I filled FB18116703 - Allow for some type of enforcement window or maintenance window for when AutomaticActionsObject is set with SoftwareUpdateSettings about this last year.
The idea being this could solve the pain point with SoftwareUpdateEnforcementSpecific that leads to a few outcomes:
1.) The end user of the device does not see the Notification Center alert (I know we all read all Notification Center alerts but less technical or distracted end users might miss it) for the coming PAST DUE installation since the TargetLocalDateTime has long passed and the device reboots at the 60 min. PAST DUE deadline in the middle of a Zoom call or some other bit of work for the end user.
2.) The device admin might remove the SoftwareUpdateEnforcementSpecific from the device and try and re-apply it later, but if they do not remember that the device then ends up NOT updated and complaint with patches.
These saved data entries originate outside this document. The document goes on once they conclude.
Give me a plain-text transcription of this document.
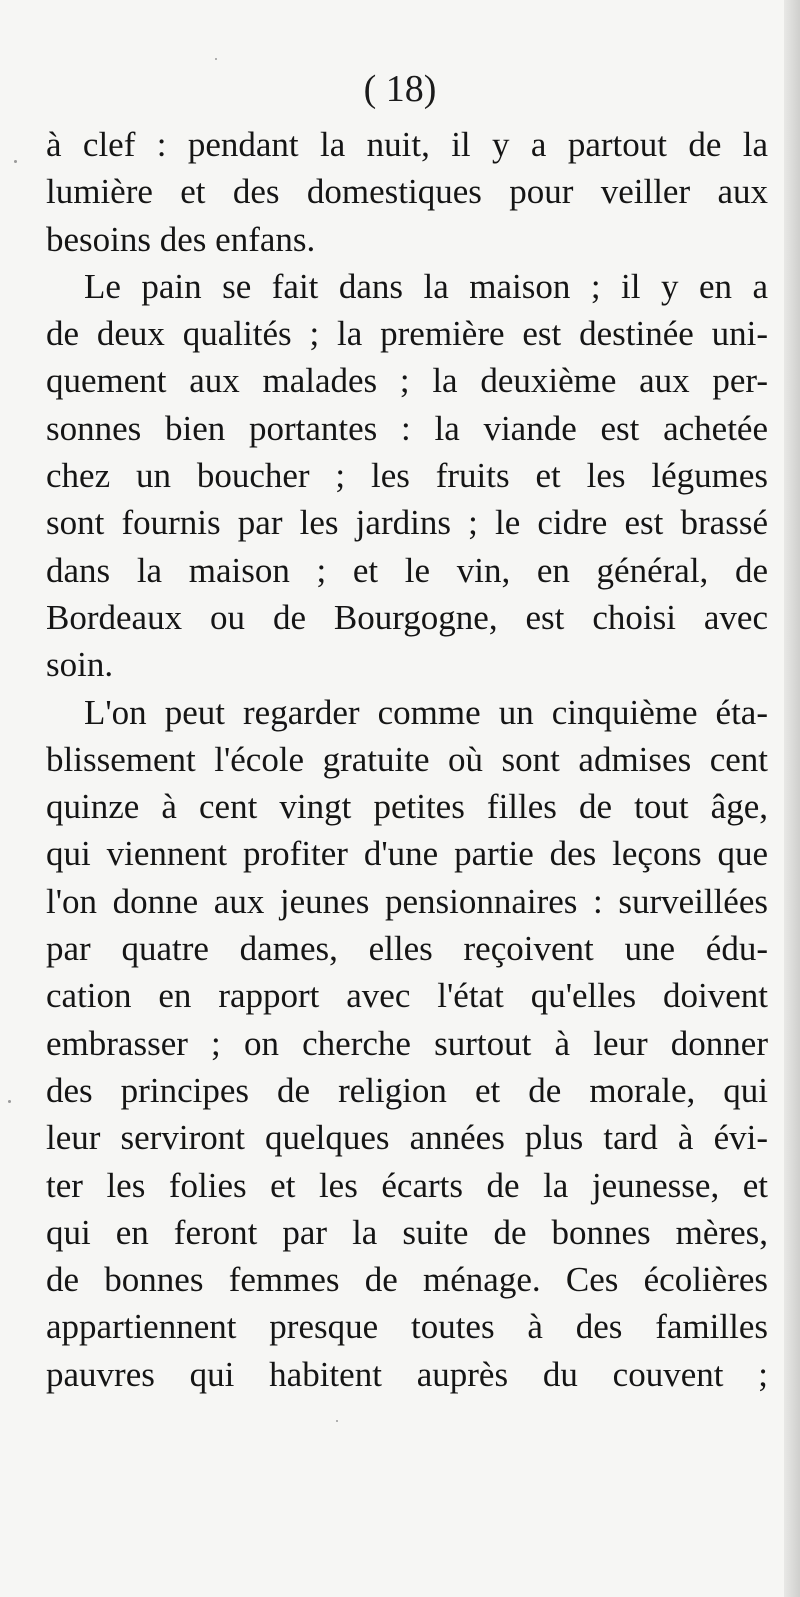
( 18)
à clef : pendant la nuit, il y a partout de la
lumière et des domestiques pour veiller aux
besoins des enfans.
Le pain se fait dans la maison ; il y en a
de deux qualités ; la première est destinée uni-
quement aux malades ; la deuxième aux per-
sonnes bien portantes : la viande est achetée
chez un boucher ; les fruits et les légumes
sont fournis par les jardins ; le cidre est brassé
dans la maison ; et le vin, en général, de
Bordeaux ou de Bourgogne, est choisi avec
soin.
L'on peut regarder comme un cinquième éta-
blissement l'école gratuite où sont admises cent
quinze à cent vingt petites filles de tout âge,
qui viennent profiter d'une partie des leçons que
l'on donne aux jeunes pensionnaires : surveillées
par quatre dames, elles reçoivent une édu-
cation en rapport avec l'état qu'elles doivent
embrasser ; on cherche surtout à leur donner
des principes de religion et de morale, qui
leur serviront quelques années plus tard à évi-
ter les folies et les écarts de la jeunesse, et
qui en feront par la suite de bonnes mères,
de bonnes femmes de ménage. Ces écolières
appartiennent presque toutes à des familles
pauvres qui habitent auprès du couvent ;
3.) The admin might opt for the more graceful SoftwareUpdateSettings Global Settings Declaration to install updates, but if the user's device is always offline at non-work work hours or other situations it can lead to a longer window if not a forever window of time where the update is not installed on the device.
What I was suggesting was an ability to invoke the conditions (as much as possible) or rather calculation that the AutomaticActionsObject kicks off with the device side machine learning auto install action. Ideally that would be a predicate or some service activation device side that takes place in a window of days AFTER the Major, Minor, or System Deferral window.
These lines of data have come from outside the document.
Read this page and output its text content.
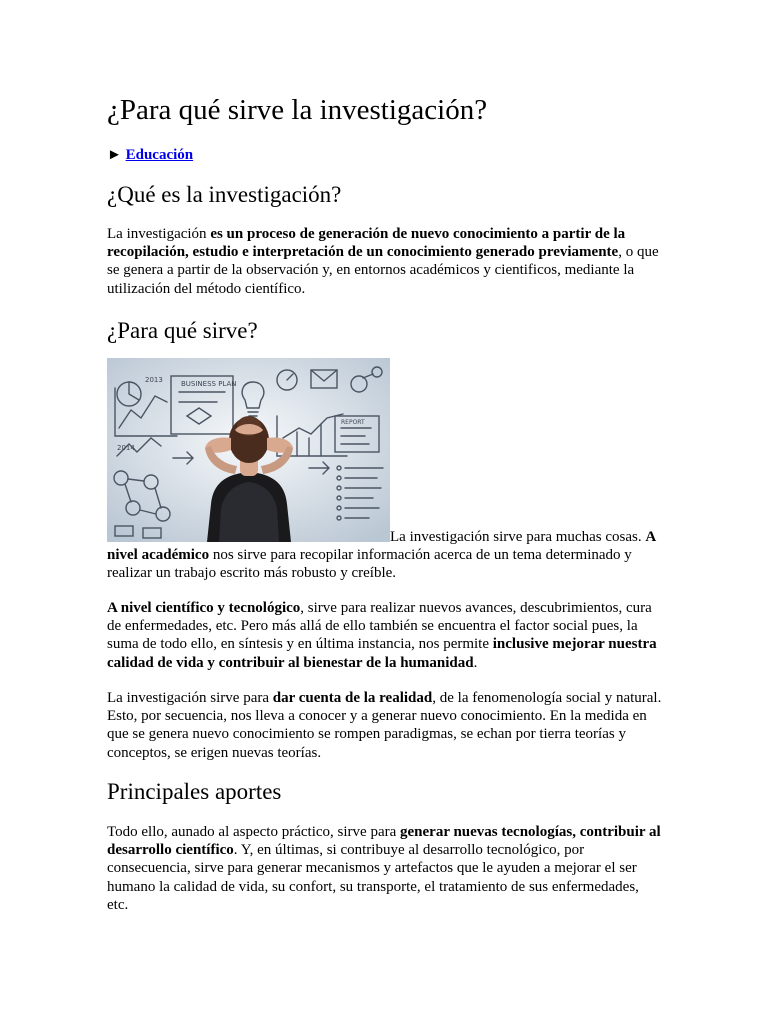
¿Para qué sirve la investigación?
► Educación
¿Qué es la investigación?

La investigación es un proceso de generación de nuevo conocimiento a partir de la recopilación, estudio e interpretación de un conocimiento generado previamente, o que se genera a partir de la observación y, en entornos académicos y cientificos, mediante la utilización del método científico.

¿Para qué sirve?
BUSINESS PLAN
2013
2014
REPORT

La investigación sirve para muchas cosas. A nivel académico nos sirve para recopilar información acerca de un tema determinado y realizar un trabajo escrito más robusto y creíble.

A nivel científico y tecnológico, sirve para realizar nuevos avances, descubrimientos, cura de enfermedades, etc. Pero más allá de ello también se encuentra el factor social pues, la suma de todo ello, en síntesis y en última instancia, nos permite inclusive mejorar nuestra calidad de vida y contribuir al bienestar de la humanidad.

La investigación sirve para dar cuenta de la realidad, de la fenomenología social y natural. Esto, por secuencia, nos lleva a conocer y a generar nuevo conocimiento. En la medida en que se genera nuevo conocimiento se rompen paradigmas, se echan por tierra teorías y conceptos, se erigen nuevas teorías.

Principales aportes

Todo ello, aunado al aspecto práctico, sirve para generar nuevas tecnologías, contribuir al desarrollo científico. Y, en últimas, si contribuye al desarrollo tecnológico, por consecuencia, sirve para generar mecanismos y artefactos que le ayuden a mejorar el ser humano la calidad de vida, su confort, su transporte, el tratamiento de sus enfermedades, etc.
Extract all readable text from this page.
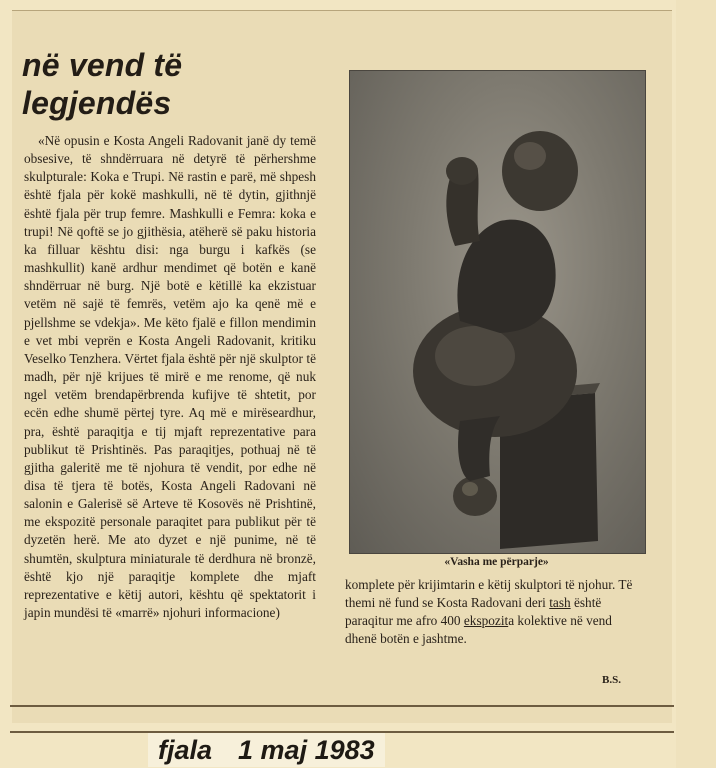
në vend të
legjendës

«Në opusin e Kosta Angeli Radovanit janë dy temë obsesive, të shndërruara në detyrë të përhershme skulpturale: Koka e Trupi. Në rastin e parë, më shpesh është fjala për kokë mashkulli, në të dytin, gjithnjë është fjala për trup femre. Mashkulli e Femra: koka e trupi! Në qoftë se jo gjithësia, atëherë së paku historia ka filluar kështu disi: nga burgu i kafkës (se mashkullit) kanë ardhur mendimet që botën e kanë shndërruar në burg. Një botë e këtillë ka ekzistuar vetëm në sajë të femrës, vetëm ajo ka qenë më e pjellshme se vdekja». Me këto fjalë e fillon mendimin e vet mbi veprën e Kosta Angeli Radovanit, kritiku Veselko Tenzhera. Vërtet fjala është për një skulptor të madh, për një krijues të mirë e me renome, që nuk ngel vetëm brendapërbrenda kufijve të shtetit, por ecën edhe shumë përtej tyre. Aq më e mirëseardhur, pra, është paraqitja e tij mjaft reprezentative para publikut të Prishtinës. Pas paraqitjes, pothuaj në të gjitha galeritë me të njohura të vendit, por edhe në disa të tjera të botës, Kosta Angeli Radovani në salonin e Galerisë së Arteve të Kosovës në Prishtinë, me ekspozitë personale paraqitet para publikut për të dyzetën herë. Me ato dyzet e një punime, në të shumtën, skulptura miniaturale të derdhura në bronzë, është kjo një paraqitje komplete dhe mjaft reprezentative e këtij autori, kështu që spektatorit i japin mundësi të «marrë» njohuri informacione)

«Vasha me përparje»

komplete për krijimtarin e këtij skulptori të njohur. Të themi në fund se Kosta Radovani deri tash është paraqitur me afro 400 ekspozita kolektive në vend dhenë botën e jashtme.

B.S.

fjala 1 maj 1983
EX: Deferral is 14 days, then a 7 day kicked up AutomaticActionsObject install window, with an other 7 days where the device will attempt to install and will treat the update more like a SoftwareUpdateEnforcementSpecific PAST DUE with a 60 min. countdown that shows in Notification Center loudly over DnD.
This enforcement window or maintenance window could also solve another issue for NON-OS Updates like I posted about here in this Live Q&A.
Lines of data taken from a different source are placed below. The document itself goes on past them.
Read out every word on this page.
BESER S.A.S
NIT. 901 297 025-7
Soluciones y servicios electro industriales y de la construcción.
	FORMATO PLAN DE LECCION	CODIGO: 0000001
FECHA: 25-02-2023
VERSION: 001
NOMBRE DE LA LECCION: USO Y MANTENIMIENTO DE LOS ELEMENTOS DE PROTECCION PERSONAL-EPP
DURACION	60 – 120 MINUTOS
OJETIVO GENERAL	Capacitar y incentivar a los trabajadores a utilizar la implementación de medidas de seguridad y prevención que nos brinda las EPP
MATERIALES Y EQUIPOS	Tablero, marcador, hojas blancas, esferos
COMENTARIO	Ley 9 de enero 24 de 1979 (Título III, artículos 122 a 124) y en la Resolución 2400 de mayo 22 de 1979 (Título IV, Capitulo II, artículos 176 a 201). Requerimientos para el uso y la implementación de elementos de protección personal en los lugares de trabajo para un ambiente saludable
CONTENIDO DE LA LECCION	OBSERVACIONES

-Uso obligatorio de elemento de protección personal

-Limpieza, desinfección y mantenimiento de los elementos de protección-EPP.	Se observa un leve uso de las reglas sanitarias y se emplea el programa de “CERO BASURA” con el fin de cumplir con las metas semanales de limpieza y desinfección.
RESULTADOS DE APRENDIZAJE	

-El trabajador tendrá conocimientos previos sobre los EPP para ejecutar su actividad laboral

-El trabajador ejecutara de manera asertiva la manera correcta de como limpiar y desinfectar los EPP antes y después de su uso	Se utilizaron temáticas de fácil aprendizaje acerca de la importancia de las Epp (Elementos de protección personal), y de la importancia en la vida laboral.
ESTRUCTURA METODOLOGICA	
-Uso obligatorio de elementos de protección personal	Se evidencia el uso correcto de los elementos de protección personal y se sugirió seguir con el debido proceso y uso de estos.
We also use use the now removed in OS 27+ ScheduleOSUpdateScanCommand, AvailableOSUpdatesCommand, ScheduleOSUpdateCommand, and OSUpdateStatusCommand in some workflows where updates are set to happen with the install and force reboot asap while the admin watches the install happen live in the admin UI per device, not at a time in the future like SoftwareUpdateEnforcementSpecific and SoftwareUpdateSettings with booking updates at a future date and time or X number of days after the release and a deferral period.
With an enforcement window or maintenance window we could still provide that level of functionality with a trigger to invoke that winnow. Plus; XProtect, Safari, and other non OS updates would then be possible still post MDM Updates depreciation.
This is important for us since the SoftwareUpdateEnforcementSpecific Declaration only has the TargetBuildVersion use case as far as the documentation calls out today. We are interpreting that as it would not be able to be used for Safari updates and the like on macOS. Today we use the ScheduleOSUpdateScanCommand, AvailableOSUpdatesCommand, ScheduleOSUpdateCommand, and OSUpdateStatusCommand in a different CRON job workflow for that use case so that admins can book and schedule time windows that those NON-OS updates take place.